Totenstille. Dann hüstelt der Alte.

»Also dazu gehörte Mumm«, sagt er. »Du hast meinen Respekt, Jungchen.«

»Super. Danke«, murmele ich.

Bernd hebt seine Kinnlade vom Boden auf und keucht.

»Du hast das ernst gemeint, oder? Du findest ihn wirklich … Und ich dachte, du verarschst mich.«

»Warum sollte ich dich verarschen?«, frage ich, vollkommen entrüstet.

»Weil du … Weißt du noch, als du mir erzählt hast, Toms Geburtstag wäre eine Mottoparty? Und dann war ich zwischen all den Anzugträgern der Einzige, der sich als Glücksbärchi verkleidet hatte.«

»Oh.« Ich kratze mich mit der gesunden Hand am Kopf. »Ja. Mist.«

»Das nennt sich wohl Karma«, sagt Heinrich, der überflüssige Schilderer meines Lebens.

»Also, wenn du noch willst, kriege ich heraus, wieso sich Roberto und der Kerl getrennt haben. Obwohl ich es verstehen kann.« Bernd runzelt die Stirn. »Dieser Vincent ist sauarrogant. Von wegen keine gute Idee. Am Arsch. Es ist eine super Idee, dich zu daten. Du bist vielleicht ein Idiot, aber du bist lustig und siehst gut aus.

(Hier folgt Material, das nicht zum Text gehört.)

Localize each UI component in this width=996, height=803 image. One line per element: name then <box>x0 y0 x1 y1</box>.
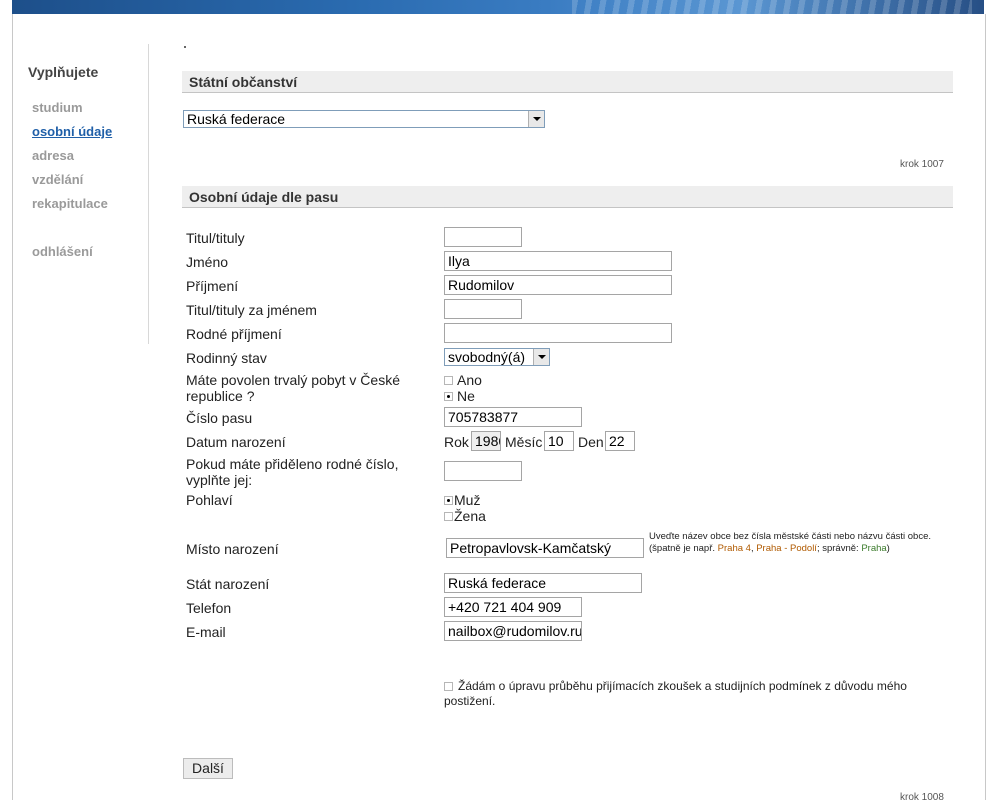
hint-good-prefix: ; správně: <box>816 543 862 554</box>
title-before-label: Titul/tituly <box>186 230 245 246</box>
sidebar-title: Vyplňujete <box>28 64 99 80</box>
radio-checked-icon[interactable] <box>444 495 453 505</box>
gender-female-label: Žena <box>454 508 486 524</box>
gender-male-label: Muž <box>454 492 481 508</box>
gender-option-female[interactable]: Žena <box>444 508 486 524</box>
passport-number-input[interactable]: 705783877 <box>444 407 582 427</box>
hint-close: ) <box>886 543 890 554</box>
sidebar-divider <box>148 44 149 344</box>
birth-date-label: Datum narození <box>186 434 286 450</box>
email-input[interactable]: nailbox@rudomilov.ru <box>444 621 582 641</box>
passport-number-label: Číslo pasu <box>186 410 253 426</box>
first-name-input[interactable]: Ilya <box>444 251 672 271</box>
passport-heading: Osobní údaje dle pasu <box>182 186 953 208</box>
radio-icon[interactable] <box>444 511 453 521</box>
citizenship-select-value: Ruská federace <box>187 111 286 127</box>
radio-icon[interactable] <box>444 375 453 385</box>
top-banner <box>12 0 984 14</box>
sidebar-item-personal-data[interactable]: osobní údaje <box>32 124 146 148</box>
disability-checkbox-row[interactable]: Žádám o úpravu průběhu přijímacích zkouš… <box>444 679 954 709</box>
title-before-input[interactable] <box>444 227 522 247</box>
residence-label: Máte povolen trvalý pobyt v České republ… <box>186 372 400 404</box>
birth-number-input[interactable] <box>444 461 522 481</box>
residence-option-yes[interactable]: Ano <box>444 372 482 388</box>
birth-surname-label: Rodné příjmení <box>186 326 282 342</box>
birth-country-label: Stát narození <box>186 576 270 592</box>
decorative-dot <box>184 46 186 48</box>
sidebar-item-summary[interactable]: rekapitulace <box>32 196 146 220</box>
birth-place-input[interactable]: Petropavlovsk-Kamčatský <box>446 538 644 558</box>
sidebar-item-logout[interactable]: odhlášení <box>32 244 146 268</box>
title-after-label: Titul/tituly za jménem <box>186 302 317 318</box>
checkbox-icon[interactable] <box>444 682 453 691</box>
hint-good-example: Praha <box>861 543 887 554</box>
marital-status-select[interactable]: svobodný(á) <box>444 348 550 366</box>
birth-month-input[interactable]: 10 <box>544 431 574 451</box>
hint-bad-example-2: Praha - Podolí <box>756 543 817 554</box>
banner-decoration <box>572 0 972 14</box>
phone-label: Telefon <box>186 600 232 616</box>
birth-surname-input[interactable] <box>444 323 672 343</box>
birth-number-label: Pokud máte přiděleno rodné číslo, vyplňt… <box>186 456 399 488</box>
next-button[interactable]: Další <box>183 758 233 779</box>
gender-label: Pohlaví <box>186 492 233 508</box>
dropdown-arrow-icon[interactable] <box>528 111 544 127</box>
hint-bad-prefix: (špatně je např. <box>649 543 718 554</box>
sidebar-item-education[interactable]: vzdělání <box>32 172 146 196</box>
phone-input[interactable]: +420 721 404 909 <box>444 597 582 617</box>
birth-place-hint: Uveďte název obce bez čísla městské část… <box>649 531 949 555</box>
first-name-label: Jméno <box>186 254 229 270</box>
residence-yes-label: Ano <box>457 372 482 388</box>
sidebar: Vyplňujete studium osobní údaje adresa v… <box>28 64 146 268</box>
birth-day-label: Den <box>578 434 604 450</box>
sidebar-item-address[interactable]: adresa <box>32 148 146 172</box>
surname-label: Příjmení <box>186 278 239 294</box>
step-label-1008: krok 1008 <box>900 792 944 803</box>
hint-line: Uveďte název obce bez čísla městské část… <box>649 531 932 542</box>
step-label-1007: krok 1007 <box>900 159 944 170</box>
disability-checkbox-label: Žádám o úpravu průběhu přijímacích zkouš… <box>444 679 907 708</box>
surname-input[interactable]: Rudomilov <box>444 275 672 295</box>
sidebar-item-studium[interactable]: studium <box>32 100 146 124</box>
email-label: E-mail <box>186 624 226 640</box>
birth-country-input[interactable]: Ruská federace <box>444 573 642 593</box>
hint-bad-example-1: Praha 4 <box>717 543 751 554</box>
marital-status-label: Rodinný stav <box>186 350 267 366</box>
gender-option-male[interactable]: Muž <box>444 492 480 508</box>
birth-place-label: Místo narození <box>186 541 279 557</box>
title-after-input[interactable] <box>444 299 522 319</box>
citizenship-select[interactable]: Ruská federace <box>183 110 545 128</box>
citizenship-heading: Státní občanství <box>182 71 953 93</box>
marital-status-value: svobodný(á) <box>448 349 526 365</box>
birth-year-label: Rok <box>444 434 469 450</box>
radio-checked-icon[interactable] <box>444 391 453 401</box>
birth-year-input[interactable]: 1986 <box>471 431 501 451</box>
residence-no-label: Ne <box>457 388 475 404</box>
birth-day-input[interactable]: 22 <box>605 431 635 451</box>
birth-month-label: Měsíc <box>505 434 543 450</box>
residence-option-no[interactable]: Ne <box>444 388 475 404</box>
dropdown-arrow-icon[interactable] <box>533 349 549 365</box>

Ganz im Gegensatz zu ihm.«

Ich bin gerührt. Ein wenig.

»Danke, Bernd. Aber ich müsste nur … Ich müsste mal richtig in Ruhe mit ihm reden können. Kein Wunder, dass er so einen schlechten Eindruck von mir hat. Ich meine, alles, was er über mich weiß ist, dass ich mir fast selbst den Schwanz abgesengt habe, beziehungsunfähig bin und rumhure.«

»Sorry«, sagt Bernd zerknirscht. »Ich frage Roberto. Am besten frage ich ihn auch gleich, wie die beiden überhaupt zusammengekommen sind. Und wo. Und wieso.«

»Warum?«

»Na, passen die etwa zusammen?« Bernd sieht mich fragend an. »Ne, tun sie nicht. Roberto ist doch ein Typ wie du, was wollte er mit diesem Langweiler?«

»Ich finde, das passt sehr gut zusammen«, knurre ich.